Source: National Cyber Security News
From the outset, the medical practice’s 2 websites drew plenty of eyeballs. But it wasn’t the kind of attention anyone wants. Hackers, it turned out, were flocking to the platforms in droves. On average, 1 server attracted more than 560 scans and attempted attacks per week, a clear mark of the urgent cybersecurity threat facing healthcare.
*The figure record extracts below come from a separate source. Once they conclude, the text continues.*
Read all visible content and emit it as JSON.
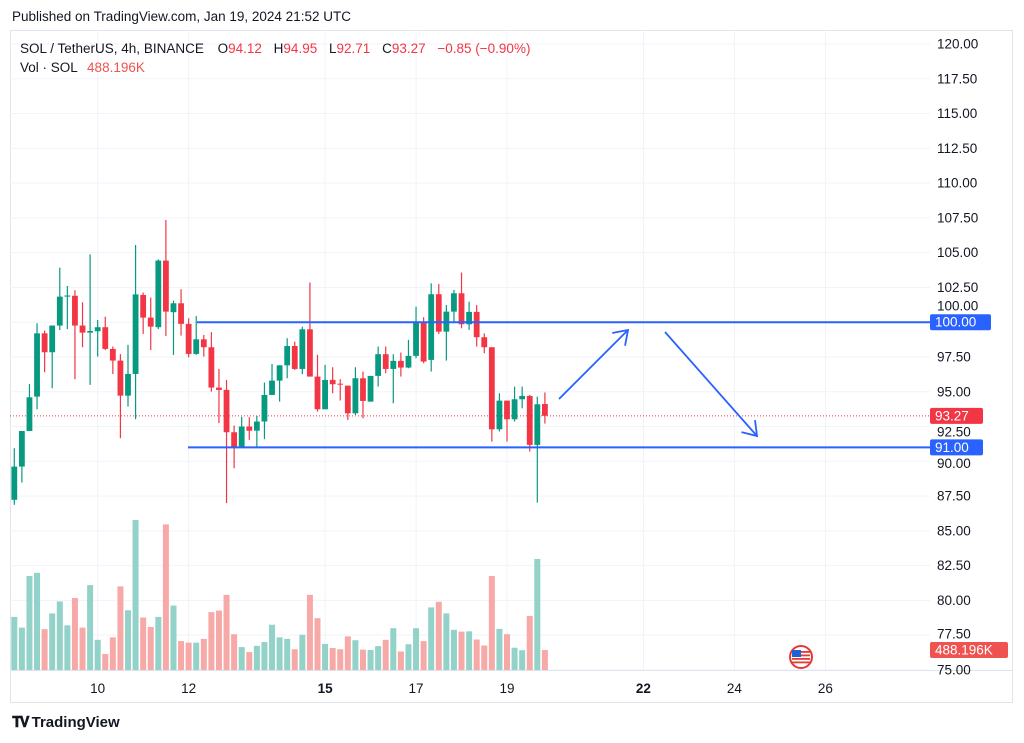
{
  "published": "Published on TradingView.com, Jan 19, 2024 21:52 UTC",
  "legend": {
    "symbol": "SOL / TetherUS, 4h, BINANCE",
    "o_label": "O",
    "o_value": "94.12",
    "h_label": "H",
    "h_value": "94.95",
    "l_label": "L",
    "l_value": "92.71",
    "c_label": "C",
    "c_value": "93.27",
    "change": "−0.85 (−0.90%)",
    "vol_label": "Vol · SOL",
    "vol_value": "488.196K"
  },
  "footer": {
    "logo_text": "TradingView"
  },
  "colors": {
    "up": "#089981",
    "down": "#f23645",
    "vol_up": "#92d2c8",
    "vol_down": "#f7a9a7",
    "drawing": "#2962ff"
  },
  "chart_data": {
    "type": "candlestick",
    "symbol": "SOL/USDT",
    "interval": "4h",
    "start": "2024-01-08T04:00",
    "ylim": [
      75,
      120
    ],
    "price_ticks": [
      "120.00",
      "117.50",
      "115.00",
      "112.50",
      "110.00",
      "107.50",
      "105.00",
      "102.50",
      "100.00",
      "97.50",
      "95.00",
      "92.50",
      "90.00",
      "87.50",
      "85.00",
      "82.50",
      "80.00",
      "77.50",
      "75.00"
    ],
    "x_ticks": [
      {
        "label": "10",
        "date": "2024-01-10",
        "bold": false
      },
      {
        "label": "12",
        "date": "2024-01-12",
        "bold": false
      },
      {
        "label": "15",
        "date": "2024-01-15",
        "bold": true
      },
      {
        "label": "17",
        "date": "2024-01-17",
        "bold": false
      },
      {
        "label": "19",
        "date": "2024-01-19",
        "bold": false
      },
      {
        "label": "22",
        "date": "2024-01-22",
        "bold": true
      },
      {
        "label": "24",
        "date": "2024-01-24",
        "bold": false
      },
      {
        "label": "26",
        "date": "2024-01-26",
        "bold": false
      }
    ],
    "grid": true,
    "ohlc_columns": [
      "open",
      "high",
      "low",
      "close"
    ],
    "ohlc": [
      [
        87.23,
        90.94,
        86.87,
        89.62
      ],
      [
        89.62,
        92.18,
        88.47,
        92.18
      ],
      [
        92.18,
        95.56,
        92.18,
        94.6
      ],
      [
        94.65,
        99.92,
        93.74,
        99.2
      ],
      [
        99.2,
        99.4,
        96.4,
        97.84
      ],
      [
        97.84,
        99.76,
        95.25,
        99.76
      ],
      [
        99.76,
        103.92,
        99.44,
        101.84
      ],
      [
        101.84,
        102.6,
        99.5,
        101.92
      ],
      [
        101.9,
        102.3,
        95.9,
        99.76
      ],
      [
        99.76,
        101.43,
        98.2,
        99.25
      ],
      [
        99.25,
        104.88,
        95.49,
        99.37
      ],
      [
        99.35,
        100.16,
        97.53,
        99.64
      ],
      [
        99.64,
        100.4,
        98.0,
        98.08
      ],
      [
        98.08,
        98.25,
        96.28,
        97.24
      ],
      [
        97.24,
        97.7,
        91.66,
        94.72
      ],
      [
        94.72,
        98.37,
        93.93,
        96.28
      ],
      [
        96.28,
        105.55,
        93.02,
        102.0
      ],
      [
        101.96,
        102.13,
        99.16,
        100.33
      ],
      [
        100.33,
        101.77,
        98.0,
        99.68
      ],
      [
        99.64,
        104.52,
        99.5,
        104.43
      ],
      [
        104.43,
        107.35,
        99.0,
        100.76
      ],
      [
        100.72,
        101.55,
        97.65,
        101.36
      ],
      [
        101.36,
        102.37,
        99.04,
        99.88
      ],
      [
        99.88,
        100.28,
        97.48,
        97.72
      ],
      [
        97.72,
        100.45,
        97.65,
        98.77
      ],
      [
        98.77,
        99.08,
        97.53,
        98.2
      ],
      [
        98.2,
        99.28,
        95.01,
        95.3
      ],
      [
        95.3,
        96.64,
        92.74,
        95.13
      ],
      [
        95.13,
        95.85,
        86.99,
        92.09
      ],
      [
        92.09,
        92.57,
        89.5,
        91.01
      ],
      [
        91.01,
        93.2,
        91.01,
        92.5
      ],
      [
        92.5,
        93.17,
        91.54,
        92.2
      ],
      [
        92.2,
        93.26,
        91.01,
        92.86
      ],
      [
        92.86,
        95.66,
        91.59,
        94.77
      ],
      [
        94.77,
        97.0,
        94.77,
        95.8
      ],
      [
        95.8,
        96.9,
        94.29,
        96.9
      ],
      [
        96.9,
        98.85,
        95.97,
        98.29
      ],
      [
        98.29,
        98.6,
        96.57,
        96.64
      ],
      [
        96.64,
        99.68,
        96.26,
        99.49
      ],
      [
        99.49,
        102.85,
        96.09,
        96.09
      ],
      [
        96.09,
        97.65,
        93.57,
        93.74
      ],
      [
        93.74,
        96.93,
        93.74,
        95.85
      ],
      [
        95.85,
        96.76,
        94.89,
        95.54
      ],
      [
        95.58,
        95.9,
        94.37,
        95.56
      ],
      [
        95.44,
        95.44,
        92.97,
        93.45
      ],
      [
        93.45,
        96.76,
        93.33,
        95.97
      ],
      [
        95.97,
        96.45,
        93.09,
        94.34
      ],
      [
        94.29,
        96.14,
        94.29,
        96.14
      ],
      [
        96.14,
        98.25,
        95.37,
        97.7
      ],
      [
        97.7,
        98.25,
        96.33,
        96.64
      ],
      [
        96.64,
        97.7,
        94.17,
        97.22
      ],
      [
        97.22,
        97.82,
        96.09,
        96.74
      ],
      [
        96.74,
        98.73,
        96.69,
        97.58
      ],
      [
        97.58,
        101.12,
        97.41,
        99.97
      ],
      [
        99.97,
        100.36,
        97.05,
        97.17
      ],
      [
        97.29,
        102.8,
        96.45,
        102.01
      ],
      [
        102.01,
        102.75,
        99.16,
        99.32
      ],
      [
        99.32,
        101.24,
        97.24,
        100.76
      ],
      [
        100.76,
        102.32,
        100.04,
        102.08
      ],
      [
        102.08,
        103.57,
        99.56,
        99.85
      ],
      [
        99.85,
        101.48,
        99.44,
        100.74
      ],
      [
        100.74,
        101.24,
        98.25,
        98.92
      ],
      [
        98.92,
        99.2,
        97.77,
        98.2
      ],
      [
        98.2,
        98.2,
        91.42,
        92.3
      ],
      [
        92.3,
        94.89,
        92.14,
        94.36
      ],
      [
        94.36,
        94.36,
        91.42,
        93.02
      ],
      [
        93.02,
        95.37,
        92.86,
        94.46
      ],
      [
        94.46,
        95.37,
        93.81,
        94.7
      ],
      [
        94.7,
        94.77,
        90.7,
        91.18
      ],
      [
        91.18,
        94.65,
        87.03,
        94.1
      ],
      [
        94.12,
        94.95,
        92.71,
        93.27
      ]
    ],
    "volume_unit": "K SOL",
    "volume": [
      1256,
      1007,
      2205,
      2278,
      971,
      1336,
      1613,
      1059,
      1694,
      1007,
      1993,
      723,
      394,
      781,
      1964,
      1409,
      3504,
      1241,
      1022,
      1256,
      3402,
      1518,
      694,
      657,
      657,
      745,
      1365,
      1402,
      1767,
      854,
      555,
      438,
      584,
      672,
      1073,
      781,
      745,
      504,
      840,
      1767,
      1226,
      628,
      533,
      504,
      803,
      715,
      496,
      489,
      577,
      723,
      993,
      453,
      621,
      993,
      694,
      1475,
      1606,
      1336,
      956,
      913,
      920,
      730,
      591,
      2205,
      978,
      854,
      540,
      482,
      1278,
      2599,
      488.196
    ],
    "last_price": {
      "value": 93.27,
      "label": "93.27"
    },
    "last_volume_label": "488.196K",
    "horizontal_levels": [
      {
        "price": 100,
        "label": "100.00"
      },
      {
        "price": 91,
        "label": "91.00"
      }
    ],
    "event_icon": "us-flag-icon"
  }
}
Fortunately, the website was a so-called “honeypot,” a ploy designed to lure hackers to record and analyze their movements. The cybersecurity company Armor had teamed up with a third party to create the trap, launching 3 servers—1 with no firewall, 1 with some degree of protection, and a third with Armor’s proprietary technology, each mimicking a “public cloud environment that would be deployed by small and midsized businesses,” according to the resultant report. In this case, the honeypot used 2 medical practice websites, MetropolisPrimary.com and MetropolisMed.com.
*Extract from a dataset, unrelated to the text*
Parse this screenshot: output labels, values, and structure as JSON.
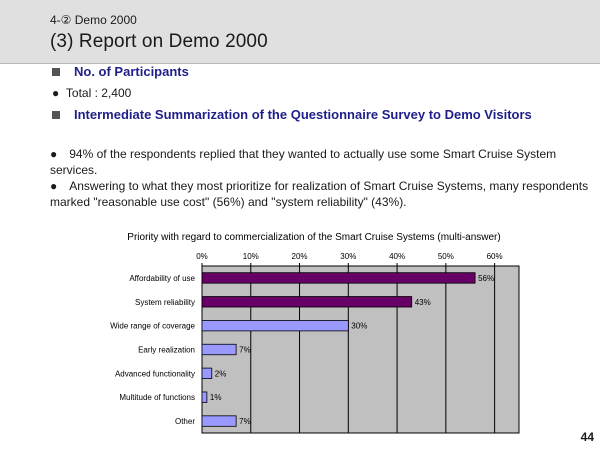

“Unsurprisingly, the network was hit early and often,” Armor researchers wrote in the report. “Attacks started within minutes of the honeypot sensors being activated. Ultimately, each instance was scanned thousands of times by likely attackers.”
By the trial’s end, hackers had attacked the unsecured server more than 19,000 times, for roughly 2,500 attempts per week, over about 3 months, according to the survey.